Risk Forecasting with Vine Copulas
Term
4. term
Education
Publication year
2024
Submitted on
2024-05-30
Pages
105
Abstract
This project seeks to investigate the capabilities of vine copulas, where the marginals are modeled with ARMA-GARCH models, to forecast the risk measures (Conditional) Value at Risk ((C)V aR). To do so, theory about copulas, vine copulas, and estimation and selection is presented. Afterwards, theory about (C)V aR and backtesting of these measures is shown. Data from three sectors from the S&P-500 index is chosen namely financial, healthcare, and technology. The analysis starts with in-sample estimation of both the marginals and the vine copula, as well as goodness of fit testing on the data.
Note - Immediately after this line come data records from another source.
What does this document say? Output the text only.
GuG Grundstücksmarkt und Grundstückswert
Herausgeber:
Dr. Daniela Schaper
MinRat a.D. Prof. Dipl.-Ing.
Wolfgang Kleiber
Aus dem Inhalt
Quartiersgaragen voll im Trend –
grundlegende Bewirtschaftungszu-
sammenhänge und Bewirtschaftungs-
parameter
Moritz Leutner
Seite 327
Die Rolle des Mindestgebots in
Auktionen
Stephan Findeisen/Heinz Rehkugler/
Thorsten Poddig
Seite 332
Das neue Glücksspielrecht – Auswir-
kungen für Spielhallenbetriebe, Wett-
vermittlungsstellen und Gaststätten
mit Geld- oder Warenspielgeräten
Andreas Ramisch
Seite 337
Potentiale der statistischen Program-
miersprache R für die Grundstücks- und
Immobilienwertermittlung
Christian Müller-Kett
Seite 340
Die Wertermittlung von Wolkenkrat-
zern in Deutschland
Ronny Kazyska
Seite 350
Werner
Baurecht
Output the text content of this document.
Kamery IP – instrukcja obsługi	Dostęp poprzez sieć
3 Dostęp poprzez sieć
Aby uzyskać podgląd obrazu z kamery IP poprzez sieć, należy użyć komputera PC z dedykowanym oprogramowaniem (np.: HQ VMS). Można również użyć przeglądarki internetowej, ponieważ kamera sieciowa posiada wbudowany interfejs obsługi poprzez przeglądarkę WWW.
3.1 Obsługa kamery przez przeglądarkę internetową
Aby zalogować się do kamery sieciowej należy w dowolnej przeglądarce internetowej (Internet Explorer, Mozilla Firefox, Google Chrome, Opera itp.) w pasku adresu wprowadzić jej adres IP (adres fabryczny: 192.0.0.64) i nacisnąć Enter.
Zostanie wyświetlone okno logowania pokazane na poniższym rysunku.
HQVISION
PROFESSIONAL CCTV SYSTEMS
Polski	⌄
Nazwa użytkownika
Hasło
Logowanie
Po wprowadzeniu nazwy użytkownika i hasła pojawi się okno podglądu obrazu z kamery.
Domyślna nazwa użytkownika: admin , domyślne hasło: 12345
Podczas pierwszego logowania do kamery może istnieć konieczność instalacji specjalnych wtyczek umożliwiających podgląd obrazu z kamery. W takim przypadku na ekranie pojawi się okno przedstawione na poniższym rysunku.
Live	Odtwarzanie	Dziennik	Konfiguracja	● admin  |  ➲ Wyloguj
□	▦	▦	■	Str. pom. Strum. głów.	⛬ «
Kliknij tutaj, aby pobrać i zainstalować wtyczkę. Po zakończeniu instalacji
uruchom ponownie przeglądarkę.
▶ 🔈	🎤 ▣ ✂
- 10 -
The fits of the marginals were tested with an Anderson-Darling test where the null hypothesis was not rejected for any of the marginals. The R-vine copula outperformed the Gaussian- and Student’s t-copula. Therefore, the analysis proceeded to an out-of-sample forecast of (C)V aR. The backtests of the forecasts of (C)V aR indicated that the model was not able to forecast (C)V aR well. The inadequate forecasts of the (C)V aR, were due to the high dimensional and the changing tendencies in the data over time. However, a mean-CV aR portfolio allocation problem was performed for each sector anyway. The mean-CVaR strategies all outperformed equally-weighted portfolios in terms of return but also had higher levels of (C)V aR.